The Transport Secretary was being quizzed by MSPs about the £18 million remedial plan which troubled operator ScotRail has put in place after being in breach of key targets on performance and cancellations.
ScotRail fell to a rating of 79 per cent overall in recent National Rail Passenger Survey results, missing its target of 88.5 per cent. If it fails to improve its performance the firm could have its contract, which is due to end on 2025, removed.
The remedial plan sets out deadlines for performance improvements by next year and includes hiring an extra 55 drivers and 30 conductors this year, as well as the addition of three classic high-speed trains to provide extra resilience.
Asked when passengers might see a difference in the train service, as there have already been two improvement plans laying out 269 measures, as well as the new remedial plan, Michael Matheson said: "I expect to see Scotrail delivering sustained improvements. That needs to happen now to ensure customers see improved reliability, fewer cancellations and more seats on affected routes.

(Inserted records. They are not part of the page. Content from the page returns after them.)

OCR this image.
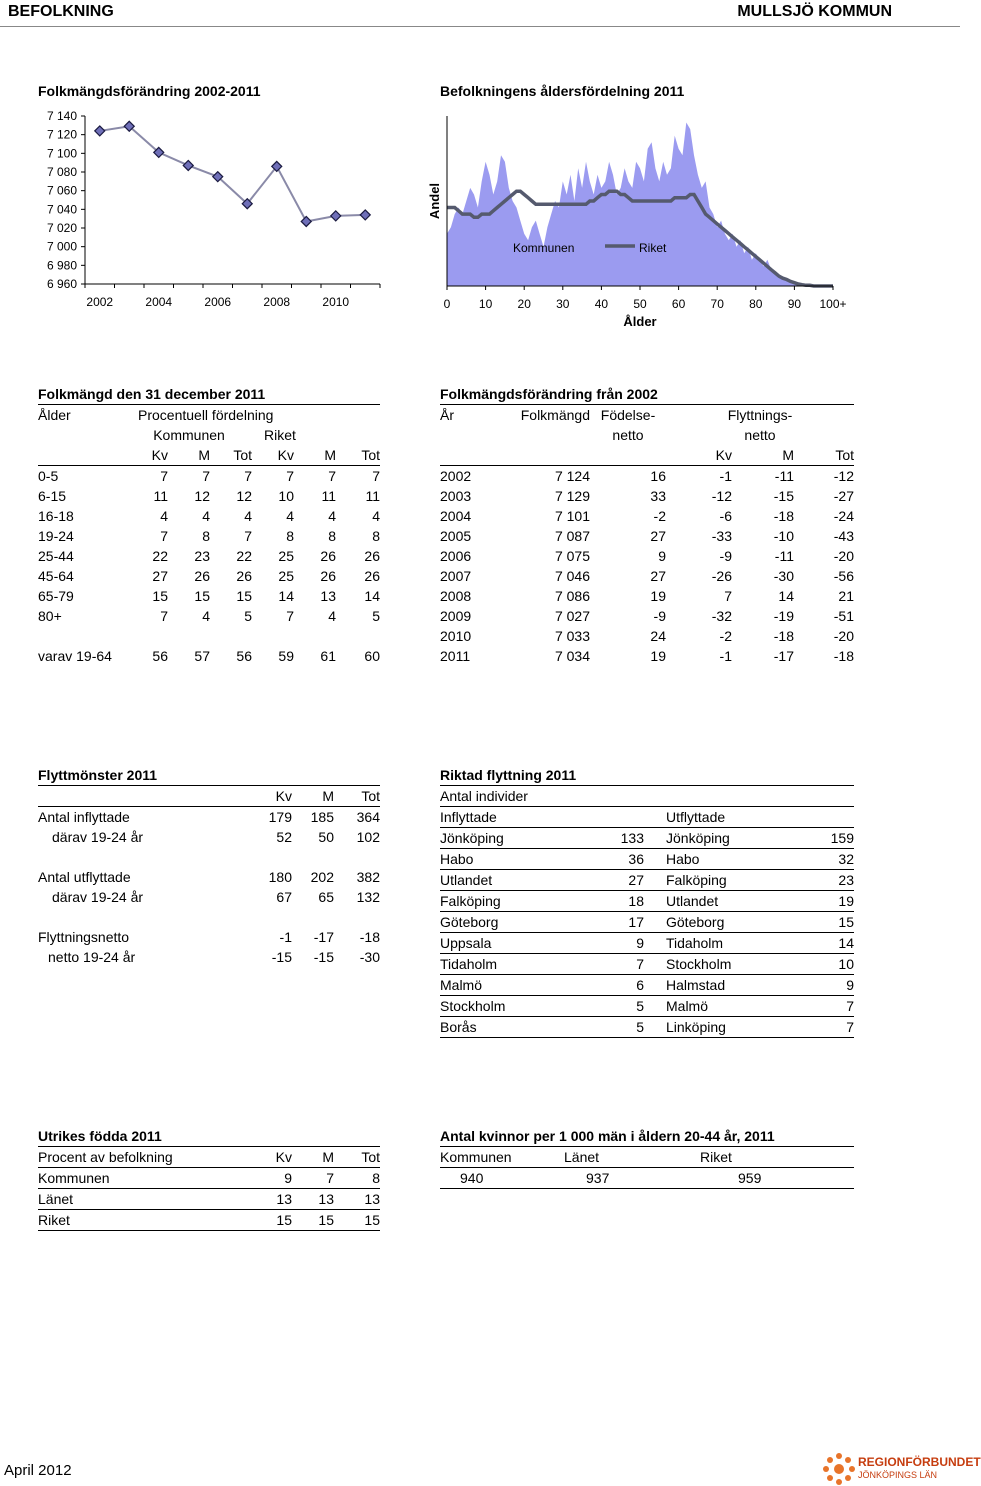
BEFOLKNING	MULLSJÖ KOMMUN
Folkmängdsförändring 2002-2011
7 140
7 120
7 100
7 080
7 060
7 040
7 020
7 000
6 980
6 960
2002	2004	2006	2008	2010
Befolkningens åldersfördelning 2011
Andel
0 10 20 30 40 50 60 70 80 90 100+
Ålder
Kommunen	Riket
Folkmängd den 31 december 2011						
Ålder	Procentuell fördelning					
	Kommunen			Riket		
	Kv	M	Tot	Kv	M	Tot
0-5	7	7	7	7	7	7
6-15	11	12	12	10	11	11
16-18	4	4	4	4	4	4
19-24	7	8	7	8	8	8
25-44	22	23	22	25	26	26
45-64	27	26	26	25	26	26
65-79	15	15	15	14	13	14
80+	7	4	5	7	4	5

varav 19-64	56	57	56	59	61	60
Folkmängdsförändring från 2002					
År	Folkmängd	Födelse-	Flyttnings-		
		netto	netto		
			Kv	M	Tot
2002	7 124	16	-1	-11	-12
2003	7 129	33	-12	-15	-27
2004	7 101	-2	-6	-18	-24
2005	7 087	27	-33	-10	-43
2006	7 075	9	-9	-11	-20
2007	7 046	27	-26	-30	-56
2008	7 086	19	7	14	21
2009	7 027	-9	-32	-19	-51
2010	7 033	24	-2	-18	-20
2011	7 034	19	-1	-17	-18
Flyttmönster 2011			
	Kv	M	Tot
Antal inflyttade	179	185	364
därav 19-24 år	52	50	102

Antal utflyttade	180	202	382
därav 19-24 år	67	65	132

Flyttningsnetto	-1	-17	-18
netto 19-24 år	-15	-15	-30
Riktad flyttning 2011				
Antal individer				
Inflyttade			Utflyttade	
Jönköping	133		Jönköping	159
Habo	36		Habo	32
Utlandet	27		Falköping	23
Falköping	18		Utlandet	19
Göteborg	17		Göteborg	15
Uppsala	9		Tidaholm	14
Tidaholm	7		Stockholm	10
Malmö	6		Halmstad	9
Stockholm	5		Malmö	7
Borås	5		Linköping	7
Utrikes födda 2011			
Procent av befolkning	Kv	M	Tot
Kommunen	9	7	8
Länet	13	13	13
Riket	15	15	15
Antal kvinnor per 1 000 män i åldern 20-44 år, 2011		
Kommunen	Länet	Riket
940	937	959
April 2012	REGIONFÖRBUNDET
JÖNKÖPINGS LÄN
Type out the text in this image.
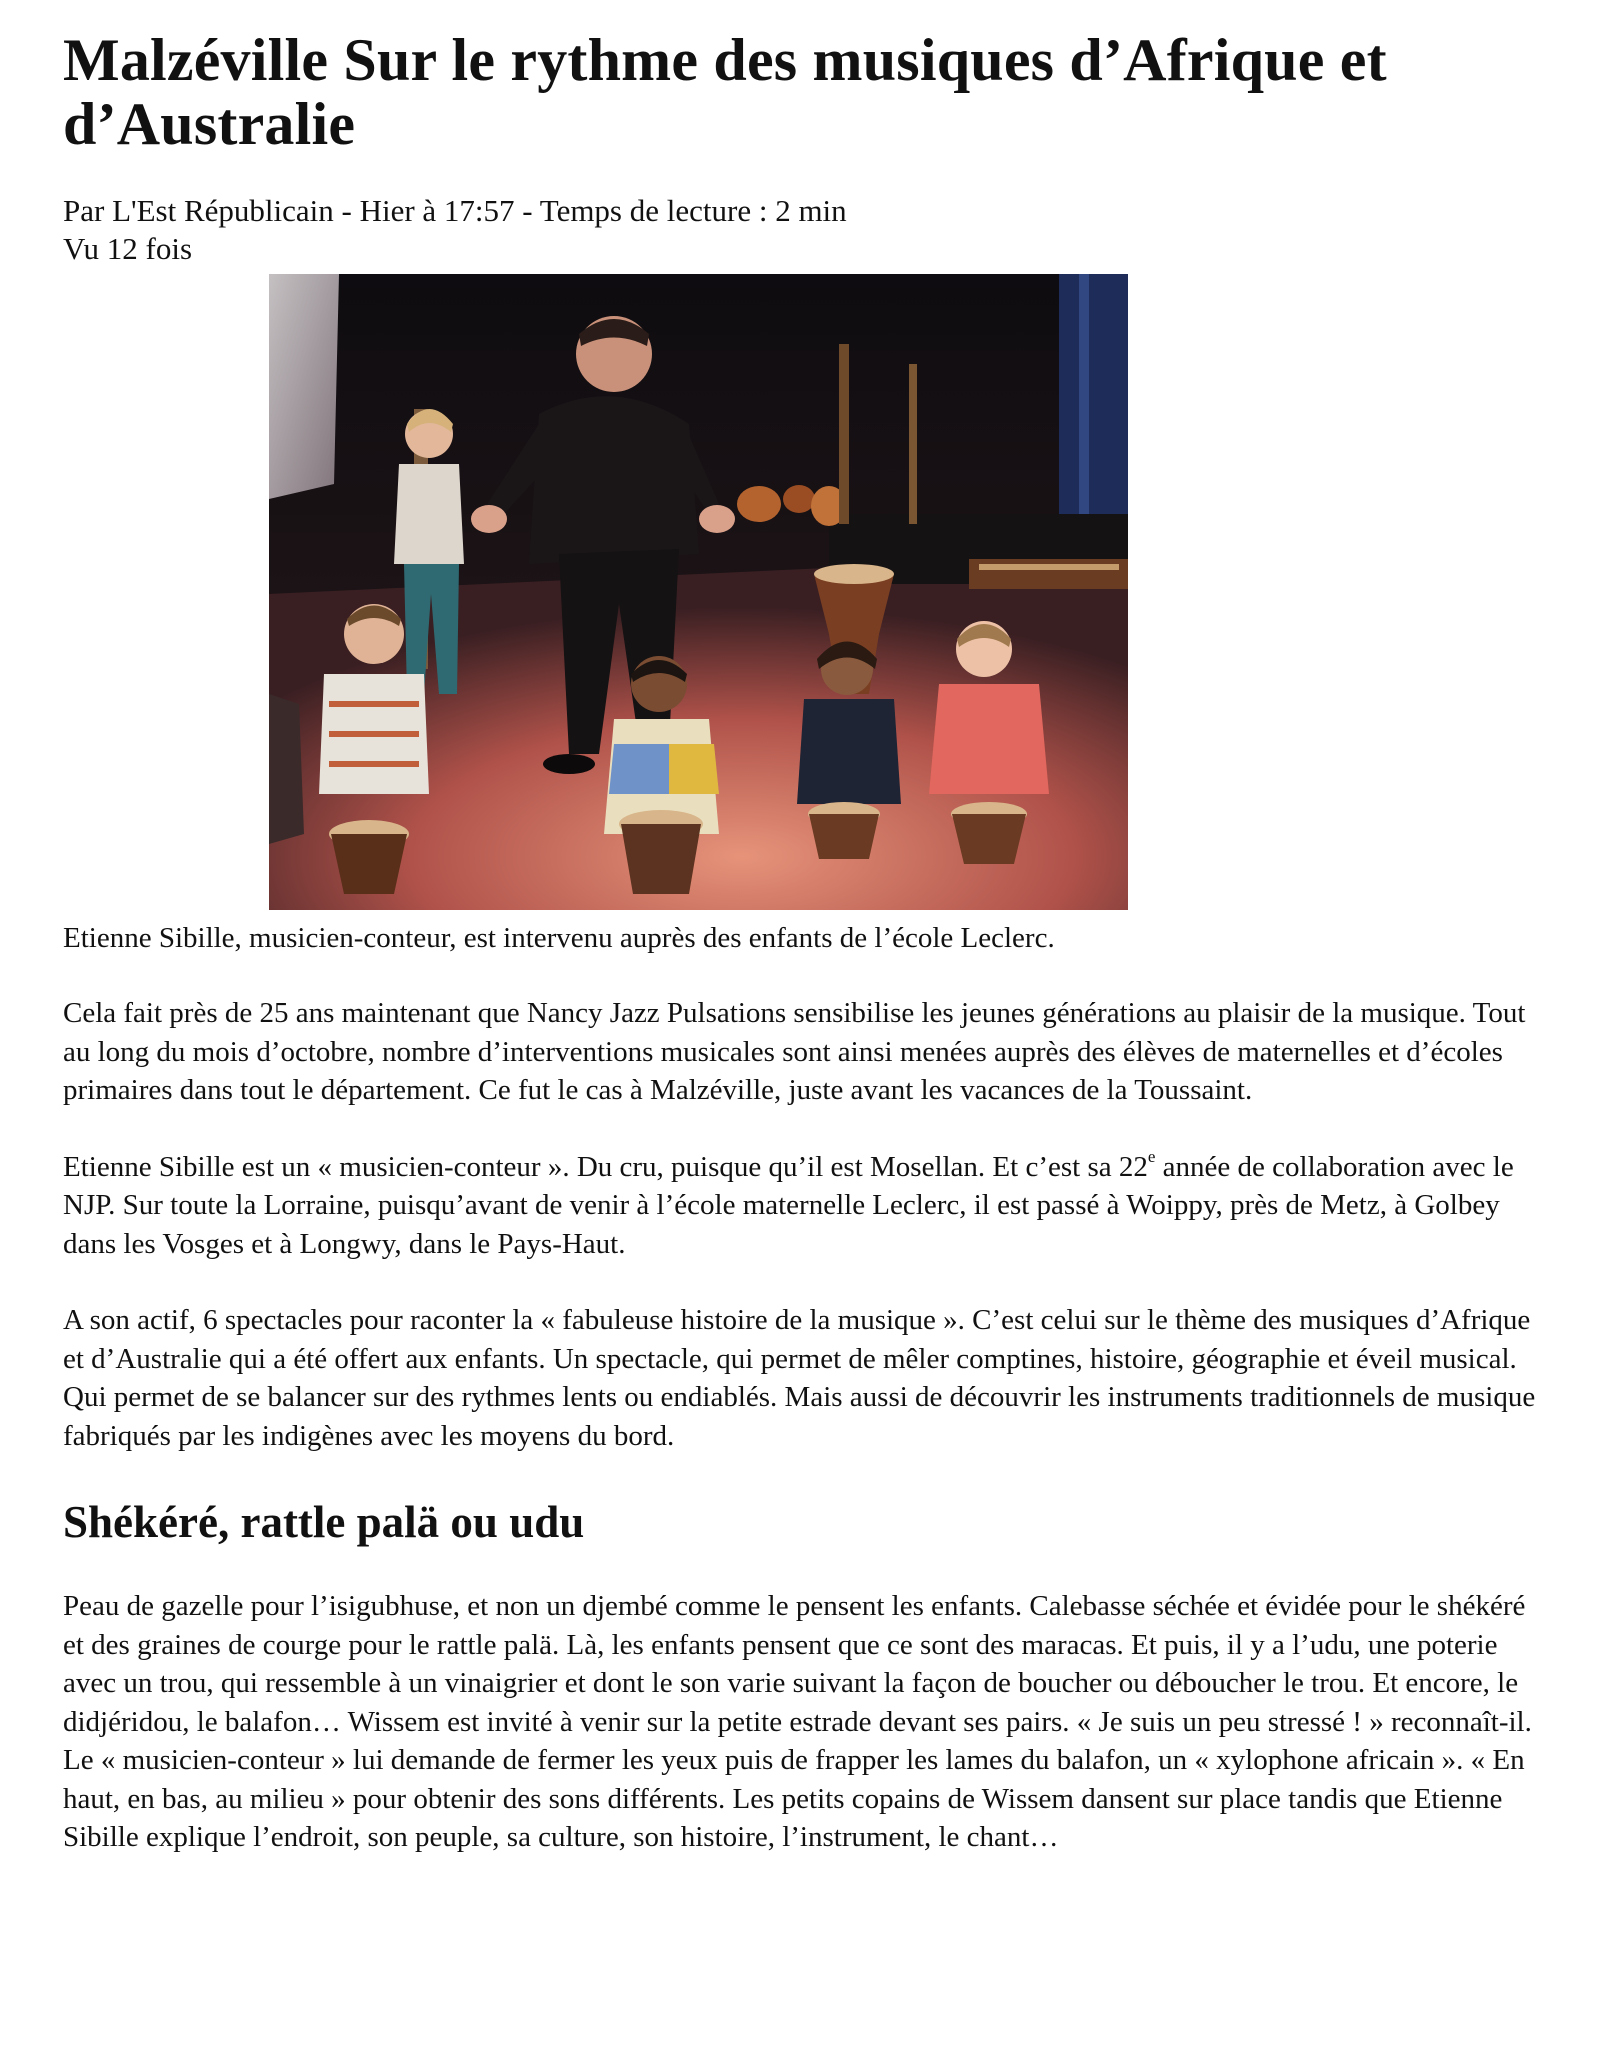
Malzéville Sur le rythme des musiques d’Afrique et d’Australie
Par L'Est Républicain - Hier à 17:57 - Temps de lecture : 2 min
Vu 12 fois
Etienne Sibille, musicien-conteur, est intervenu auprès des enfants de l’école Leclerc.

Cela fait près de 25 ans maintenant que Nancy Jazz Pulsations sensibilise les jeunes générations au plaisir de la musique. Tout au long du mois d’octobre, nombre d’interventions musicales sont ainsi menées auprès des élèves de maternelles et d’écoles primaires dans tout le département. Ce fut le cas à Malzéville, juste avant les vacances de la Toussaint.

Etienne Sibille est un « musicien-conteur ». Du cru, puisque qu’il est Mosellan. Et c’est sa 22e année de collaboration avec le NJP. Sur toute la Lorraine, puisqu’avant de venir à l’école maternelle Leclerc, il est passé à Woippy, près de Metz, à Golbey dans les Vosges et à Longwy, dans le Pays-Haut.

A son actif, 6 spectacles pour raconter la « fabuleuse histoire de la musique ». C’est celui sur le thème des musiques d’Afrique et d’Australie qui a été offert aux enfants. Un spectacle, qui permet de mêler comptines, histoire, géographie et éveil musical. Qui permet de se balancer sur des rythmes lents ou endiablés. Mais aussi de découvrir les instruments traditionnels de musique fabriqués par les indigènes avec les moyens du bord.

Shékéré, rattle palä ou udu

Peau de gazelle pour l’isigubhuse, et non un djembé comme le pensent les enfants. Calebasse séchée et évidée pour le shékéré et des graines de courge pour le rattle palä. Là, les enfants pensent que ce sont des maracas. Et puis, il y a l’udu, une poterie avec un trou, qui ressemble à un vinaigrier et dont le son varie suivant la façon de boucher ou déboucher le trou. Et encore, le didjéridou, le balafon… Wissem est invité à venir sur la petite estrade devant ses pairs. « Je suis un peu stressé ! » reconnaît-il. Le « musicien-conteur » lui demande de fermer les yeux puis de frapper les lames du balafon, un « xylophone africain ». « En haut, en bas, au milieu » pour obtenir des sons différents. Les petits copains de Wissem dansent sur place tandis que Etienne Sibille explique l’endroit, son peuple, sa culture, son histoire, l’instrument, le chant…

"The remedial plan is specifically to address the issues relating to where ScotRail is in breach of the franchise agreement and to take very specific measures to address that breach."
He added: "The time-frame is to May 2020 because it takes around a year for the calculation of figures to work through the system by the very nature of how the franchise operates, which I no longer believe is fit for purpose or serves the travelling public well.
"But if ScotRail fails to deliver on the commitments set out in the remedial plan which is now part of the contract - these are contracted commitments that ScotRail has now given as a result of the remedial plan, then they will be in default of the franchise, and if they are in default then at the end of this remedial plan we will be in a position where we can terminate the contract.
"The remedial plan creates a contractual obligation on ScotRail to deliver these improvements and if they fail to do so they will be in default and at that point the government can make a decision to terminate the contract."
However Scottish Liberal Democrat transport spokesperson Mike Rumbles said a "cast iron guarantee" was needed that the franchise will be removed from ScotRail if performance targets are not met at the break point in the contract next April.
He said: “Passengers are sick and tired of putting up with late trains, trains where you can’t get a seat and the substandard service provided. Ministers are now warning that performance is unlikely to reach acceptable levels until May 2020.
“Rather than endless initiatives and little real improvement, the public want a cast iron guarantee that if performance levels continue to be breached at the contract break-point in April next year, the government will remove the franchise from ScotRail.”